Does themis package feature functions for dealing with continuous data imbalance?

Dear community,

I recently discovered the themis package as part of the TidyModels framework. I really like the approach of themis as it creates great additions to the already extensive recipe package.

The themis package is great when one needs to account for categorical data imbalances, however, it is not immediately clear to me how it might be used for continuous data.

See here also a great source for the issues that arise with continuous data imbalances: https://towardsdatascience.com/strategies-and-tactics-for-regression-on-imbalanced-data-61eeb0921fca

My question is: Does the themis package have functions that are relevant for dealing with continuous data imbalance? – and if not, are there similar functions from alternative packages that allow for adding recipe steps to account for continuous data imbalances?

None of the implemented methods in {themis} can deal with unbalanced regression problems natively.
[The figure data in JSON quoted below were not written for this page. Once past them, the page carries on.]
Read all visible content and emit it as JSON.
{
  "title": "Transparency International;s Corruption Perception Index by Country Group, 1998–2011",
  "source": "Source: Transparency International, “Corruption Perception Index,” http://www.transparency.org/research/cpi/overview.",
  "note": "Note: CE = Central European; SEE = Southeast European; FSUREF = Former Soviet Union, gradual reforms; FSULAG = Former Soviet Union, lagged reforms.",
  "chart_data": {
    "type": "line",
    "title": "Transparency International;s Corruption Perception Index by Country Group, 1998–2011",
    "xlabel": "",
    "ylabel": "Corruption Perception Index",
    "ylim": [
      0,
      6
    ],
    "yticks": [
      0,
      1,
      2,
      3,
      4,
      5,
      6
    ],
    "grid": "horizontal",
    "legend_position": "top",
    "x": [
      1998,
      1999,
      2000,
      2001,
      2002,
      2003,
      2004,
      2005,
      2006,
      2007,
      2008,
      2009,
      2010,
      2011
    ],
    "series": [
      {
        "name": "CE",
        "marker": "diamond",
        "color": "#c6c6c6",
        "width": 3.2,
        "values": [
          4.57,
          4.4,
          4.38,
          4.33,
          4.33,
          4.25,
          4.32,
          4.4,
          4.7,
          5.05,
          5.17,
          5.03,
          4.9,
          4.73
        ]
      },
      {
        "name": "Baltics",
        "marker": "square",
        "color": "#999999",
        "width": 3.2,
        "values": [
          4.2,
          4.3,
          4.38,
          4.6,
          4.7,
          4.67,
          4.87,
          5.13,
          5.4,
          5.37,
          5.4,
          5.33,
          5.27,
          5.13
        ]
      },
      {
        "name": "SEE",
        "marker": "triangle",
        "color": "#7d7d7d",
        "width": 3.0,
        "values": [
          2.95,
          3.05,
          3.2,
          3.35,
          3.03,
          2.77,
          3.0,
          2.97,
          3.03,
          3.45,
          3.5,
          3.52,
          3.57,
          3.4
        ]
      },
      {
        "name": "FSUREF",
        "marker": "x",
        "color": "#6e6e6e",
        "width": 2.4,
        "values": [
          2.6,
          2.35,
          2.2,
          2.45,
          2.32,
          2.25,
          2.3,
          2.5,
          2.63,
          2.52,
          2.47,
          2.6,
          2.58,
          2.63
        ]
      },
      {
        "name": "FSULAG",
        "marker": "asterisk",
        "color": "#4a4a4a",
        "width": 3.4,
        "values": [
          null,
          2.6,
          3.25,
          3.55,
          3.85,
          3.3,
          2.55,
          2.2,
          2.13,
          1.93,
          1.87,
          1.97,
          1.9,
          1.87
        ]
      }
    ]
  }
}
I did some searching and I found a SMOTE related method called SMOGN, http://proceedings.mlr.press/v74/branco17a/branco17a.pdf that tries to do what SMOTE does, but to regression problems instead. I'll add a issue and hopefully get to it soon.

1 Like

Dear Emil,

Thanks. Yeah it would be wonderful to have a TidyModels themis update to allow for unbalanced regression regression issues. Im excited already. Let me know when ready :slight_smile: Appreciate your response!